Sr. Pharmacovigilance Specialist

Vantive is a vital organ therapy company on a mission to extend lives and expand possibilities for patients and care teams everywhere. For 70 years, our team has driven meaningful innovations in kidney care. As we build on our legacy, we are deepening our commitment to elevating the dialysis experience through digital solutions and advanced services, while looking beyond kidney care and investing in transforming vital organ therapies. Greater flexibility and efficiency in therapy administration for care teams, and longer, fuller lives for patients— that is what Vantive aspires to deliver.

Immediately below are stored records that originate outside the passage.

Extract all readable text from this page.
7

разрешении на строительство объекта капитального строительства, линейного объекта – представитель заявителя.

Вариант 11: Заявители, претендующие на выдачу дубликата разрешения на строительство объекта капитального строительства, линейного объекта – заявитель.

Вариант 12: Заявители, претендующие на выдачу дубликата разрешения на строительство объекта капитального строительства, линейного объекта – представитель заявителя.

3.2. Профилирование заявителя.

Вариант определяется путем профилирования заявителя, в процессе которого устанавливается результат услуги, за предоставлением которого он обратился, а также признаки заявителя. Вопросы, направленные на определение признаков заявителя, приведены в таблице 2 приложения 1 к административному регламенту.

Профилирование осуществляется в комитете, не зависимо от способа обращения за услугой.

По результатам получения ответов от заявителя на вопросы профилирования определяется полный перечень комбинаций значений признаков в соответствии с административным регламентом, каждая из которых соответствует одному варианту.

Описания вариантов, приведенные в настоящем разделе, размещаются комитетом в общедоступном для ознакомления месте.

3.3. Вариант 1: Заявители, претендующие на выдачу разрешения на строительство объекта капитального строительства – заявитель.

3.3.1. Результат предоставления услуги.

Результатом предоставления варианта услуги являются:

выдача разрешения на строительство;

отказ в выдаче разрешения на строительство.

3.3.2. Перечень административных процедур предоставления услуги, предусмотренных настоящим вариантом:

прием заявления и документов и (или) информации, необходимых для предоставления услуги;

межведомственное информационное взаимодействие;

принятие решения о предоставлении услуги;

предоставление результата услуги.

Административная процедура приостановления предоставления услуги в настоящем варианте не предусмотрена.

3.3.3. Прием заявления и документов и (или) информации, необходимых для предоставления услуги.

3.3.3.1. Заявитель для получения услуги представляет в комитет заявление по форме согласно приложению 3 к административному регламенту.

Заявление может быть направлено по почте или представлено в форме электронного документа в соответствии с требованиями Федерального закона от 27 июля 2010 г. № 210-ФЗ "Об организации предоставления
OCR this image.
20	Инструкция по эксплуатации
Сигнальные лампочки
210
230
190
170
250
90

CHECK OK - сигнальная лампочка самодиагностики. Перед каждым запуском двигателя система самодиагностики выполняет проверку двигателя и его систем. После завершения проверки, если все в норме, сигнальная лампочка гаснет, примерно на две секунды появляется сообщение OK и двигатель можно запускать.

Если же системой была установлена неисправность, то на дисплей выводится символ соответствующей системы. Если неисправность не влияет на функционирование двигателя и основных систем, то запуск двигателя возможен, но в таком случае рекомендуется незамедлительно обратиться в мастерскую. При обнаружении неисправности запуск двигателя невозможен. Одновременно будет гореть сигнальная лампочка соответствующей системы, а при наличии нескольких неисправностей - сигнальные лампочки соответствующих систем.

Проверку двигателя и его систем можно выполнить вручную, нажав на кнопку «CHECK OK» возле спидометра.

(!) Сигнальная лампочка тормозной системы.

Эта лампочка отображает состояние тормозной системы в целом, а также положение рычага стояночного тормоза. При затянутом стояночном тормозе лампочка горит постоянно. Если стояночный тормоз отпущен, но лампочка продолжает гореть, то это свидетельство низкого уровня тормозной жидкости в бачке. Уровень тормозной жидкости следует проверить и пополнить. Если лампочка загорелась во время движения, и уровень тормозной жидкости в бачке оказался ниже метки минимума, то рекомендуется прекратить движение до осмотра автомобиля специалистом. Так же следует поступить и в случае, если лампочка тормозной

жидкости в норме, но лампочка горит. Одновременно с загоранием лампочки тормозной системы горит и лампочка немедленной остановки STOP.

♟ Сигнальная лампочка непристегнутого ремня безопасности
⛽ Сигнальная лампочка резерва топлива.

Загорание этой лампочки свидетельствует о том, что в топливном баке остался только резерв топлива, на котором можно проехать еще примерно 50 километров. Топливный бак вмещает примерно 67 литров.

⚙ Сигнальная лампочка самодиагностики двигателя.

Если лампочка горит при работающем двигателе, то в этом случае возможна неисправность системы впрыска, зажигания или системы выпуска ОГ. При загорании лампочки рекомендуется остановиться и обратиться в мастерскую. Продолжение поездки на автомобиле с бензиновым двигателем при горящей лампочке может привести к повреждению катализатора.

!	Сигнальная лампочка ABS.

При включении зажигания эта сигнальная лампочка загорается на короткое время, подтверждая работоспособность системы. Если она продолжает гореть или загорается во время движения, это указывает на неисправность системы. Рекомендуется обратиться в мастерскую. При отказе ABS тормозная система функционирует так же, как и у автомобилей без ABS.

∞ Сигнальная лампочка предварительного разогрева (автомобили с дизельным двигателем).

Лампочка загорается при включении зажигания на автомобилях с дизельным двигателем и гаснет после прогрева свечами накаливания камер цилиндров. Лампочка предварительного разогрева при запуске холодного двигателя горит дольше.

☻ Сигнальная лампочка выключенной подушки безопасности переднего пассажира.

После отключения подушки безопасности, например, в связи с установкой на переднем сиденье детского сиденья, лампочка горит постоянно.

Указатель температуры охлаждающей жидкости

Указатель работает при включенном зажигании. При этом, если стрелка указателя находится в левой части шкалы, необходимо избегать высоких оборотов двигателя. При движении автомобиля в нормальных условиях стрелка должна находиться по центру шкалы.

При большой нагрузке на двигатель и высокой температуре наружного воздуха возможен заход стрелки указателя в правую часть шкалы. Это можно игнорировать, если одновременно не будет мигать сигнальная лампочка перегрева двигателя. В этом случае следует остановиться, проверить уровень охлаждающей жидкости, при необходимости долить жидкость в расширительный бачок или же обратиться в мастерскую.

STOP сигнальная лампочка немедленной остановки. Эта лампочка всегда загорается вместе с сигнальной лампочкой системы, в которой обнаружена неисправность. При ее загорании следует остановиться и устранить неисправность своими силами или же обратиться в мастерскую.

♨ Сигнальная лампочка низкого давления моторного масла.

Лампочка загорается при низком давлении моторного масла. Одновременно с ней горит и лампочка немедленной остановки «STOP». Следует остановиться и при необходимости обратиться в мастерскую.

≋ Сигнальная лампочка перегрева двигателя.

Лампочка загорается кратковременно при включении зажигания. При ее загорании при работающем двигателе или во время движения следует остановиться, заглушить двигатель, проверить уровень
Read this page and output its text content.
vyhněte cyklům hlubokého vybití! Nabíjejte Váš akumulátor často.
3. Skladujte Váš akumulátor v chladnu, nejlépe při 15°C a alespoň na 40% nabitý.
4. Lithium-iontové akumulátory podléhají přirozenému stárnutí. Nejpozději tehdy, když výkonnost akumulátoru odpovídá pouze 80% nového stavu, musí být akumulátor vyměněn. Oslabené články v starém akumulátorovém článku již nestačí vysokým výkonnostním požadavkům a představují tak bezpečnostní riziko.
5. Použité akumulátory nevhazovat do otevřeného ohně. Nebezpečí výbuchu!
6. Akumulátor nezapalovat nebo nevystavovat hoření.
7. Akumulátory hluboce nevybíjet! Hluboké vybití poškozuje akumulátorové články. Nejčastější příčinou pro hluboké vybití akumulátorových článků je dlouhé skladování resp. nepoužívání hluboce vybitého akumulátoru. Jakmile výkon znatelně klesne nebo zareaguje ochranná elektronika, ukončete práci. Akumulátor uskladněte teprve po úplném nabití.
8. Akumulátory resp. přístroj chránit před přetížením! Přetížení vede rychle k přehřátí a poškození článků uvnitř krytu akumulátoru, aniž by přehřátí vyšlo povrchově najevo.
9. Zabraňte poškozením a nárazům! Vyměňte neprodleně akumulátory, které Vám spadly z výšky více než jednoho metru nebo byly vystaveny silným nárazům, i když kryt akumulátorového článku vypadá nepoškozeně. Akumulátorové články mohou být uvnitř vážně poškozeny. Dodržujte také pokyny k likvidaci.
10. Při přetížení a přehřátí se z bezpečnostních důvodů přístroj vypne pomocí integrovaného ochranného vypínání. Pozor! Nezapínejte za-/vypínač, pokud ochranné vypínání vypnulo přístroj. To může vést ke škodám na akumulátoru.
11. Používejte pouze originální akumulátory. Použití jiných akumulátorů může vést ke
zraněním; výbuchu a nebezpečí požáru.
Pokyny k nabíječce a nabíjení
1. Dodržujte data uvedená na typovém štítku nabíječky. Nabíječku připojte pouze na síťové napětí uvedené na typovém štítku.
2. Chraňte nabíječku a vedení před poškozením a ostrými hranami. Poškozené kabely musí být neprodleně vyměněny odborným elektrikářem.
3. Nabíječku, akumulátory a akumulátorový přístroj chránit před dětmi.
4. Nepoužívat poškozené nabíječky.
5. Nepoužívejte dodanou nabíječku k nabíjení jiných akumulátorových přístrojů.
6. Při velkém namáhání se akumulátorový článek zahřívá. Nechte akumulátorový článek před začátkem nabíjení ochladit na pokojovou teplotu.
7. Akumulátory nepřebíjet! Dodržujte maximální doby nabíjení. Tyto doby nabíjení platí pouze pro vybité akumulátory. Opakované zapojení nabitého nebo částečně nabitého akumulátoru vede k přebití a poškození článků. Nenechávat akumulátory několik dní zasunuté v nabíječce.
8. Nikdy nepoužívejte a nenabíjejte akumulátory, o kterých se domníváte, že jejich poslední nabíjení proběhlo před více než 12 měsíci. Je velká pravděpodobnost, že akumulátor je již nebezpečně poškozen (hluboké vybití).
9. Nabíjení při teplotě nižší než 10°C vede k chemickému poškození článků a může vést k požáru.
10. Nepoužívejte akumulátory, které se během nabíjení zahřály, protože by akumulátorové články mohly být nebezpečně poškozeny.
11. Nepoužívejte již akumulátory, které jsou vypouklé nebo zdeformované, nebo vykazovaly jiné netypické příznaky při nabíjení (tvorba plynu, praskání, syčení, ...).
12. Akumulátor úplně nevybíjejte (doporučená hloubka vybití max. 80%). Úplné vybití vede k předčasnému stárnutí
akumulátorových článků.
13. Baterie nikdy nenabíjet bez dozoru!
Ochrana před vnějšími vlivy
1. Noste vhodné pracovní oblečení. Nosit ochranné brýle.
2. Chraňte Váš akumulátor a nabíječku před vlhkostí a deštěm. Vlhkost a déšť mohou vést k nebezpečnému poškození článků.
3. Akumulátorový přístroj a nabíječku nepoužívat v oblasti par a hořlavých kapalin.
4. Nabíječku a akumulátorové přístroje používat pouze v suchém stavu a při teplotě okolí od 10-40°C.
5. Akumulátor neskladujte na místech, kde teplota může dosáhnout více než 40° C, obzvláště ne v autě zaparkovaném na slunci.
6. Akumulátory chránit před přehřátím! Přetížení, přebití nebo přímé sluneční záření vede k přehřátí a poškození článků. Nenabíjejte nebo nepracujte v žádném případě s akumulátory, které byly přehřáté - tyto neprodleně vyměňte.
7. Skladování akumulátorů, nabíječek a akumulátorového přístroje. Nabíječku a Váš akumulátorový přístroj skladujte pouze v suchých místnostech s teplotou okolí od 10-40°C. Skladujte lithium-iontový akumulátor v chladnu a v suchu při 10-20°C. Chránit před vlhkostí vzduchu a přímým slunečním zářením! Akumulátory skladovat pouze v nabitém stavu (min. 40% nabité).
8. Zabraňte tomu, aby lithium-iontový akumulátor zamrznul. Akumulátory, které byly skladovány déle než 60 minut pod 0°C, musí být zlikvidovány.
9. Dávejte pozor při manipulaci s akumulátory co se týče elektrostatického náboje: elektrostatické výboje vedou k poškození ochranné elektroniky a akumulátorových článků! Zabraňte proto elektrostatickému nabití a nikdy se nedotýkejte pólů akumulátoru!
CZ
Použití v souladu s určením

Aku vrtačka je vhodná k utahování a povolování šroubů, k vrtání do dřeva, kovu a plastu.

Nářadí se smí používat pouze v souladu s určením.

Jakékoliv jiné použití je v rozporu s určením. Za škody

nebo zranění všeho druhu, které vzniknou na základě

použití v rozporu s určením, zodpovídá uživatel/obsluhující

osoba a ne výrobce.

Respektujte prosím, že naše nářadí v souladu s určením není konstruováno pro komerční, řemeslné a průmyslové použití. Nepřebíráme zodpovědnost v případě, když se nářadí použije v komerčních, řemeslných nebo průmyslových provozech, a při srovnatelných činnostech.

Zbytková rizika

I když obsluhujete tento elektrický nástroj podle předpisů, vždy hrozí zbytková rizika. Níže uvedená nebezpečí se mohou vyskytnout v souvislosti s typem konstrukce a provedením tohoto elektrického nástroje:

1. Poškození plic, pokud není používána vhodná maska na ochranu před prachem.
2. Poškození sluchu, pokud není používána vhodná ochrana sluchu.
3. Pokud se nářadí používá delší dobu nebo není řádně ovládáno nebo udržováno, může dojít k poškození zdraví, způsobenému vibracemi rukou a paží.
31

We believe Vantive will not only build our leadership in the kidney care space, it will also offer meaningful work to those who join us. At Vantive, you will become part of a community of people who are focused, courageous and don’t settle for the mediocre. Each of us is driven to help improve patients’ lives worldwide. Join us in advancing our mission to extend lives and expand possibilities.

Summary:

• Maintain, in collaboration with EUQPPV, Global Patient Safety (GPS), EMEA & LATAM Pharmacovigilance Director and WE Pharmacovigilance Manager, an efficient local Pharmacovigilance system in Greece in compliance with the company procedures and applicable legislation
• Management of Safety Data Exchange Agreements in EMEA region.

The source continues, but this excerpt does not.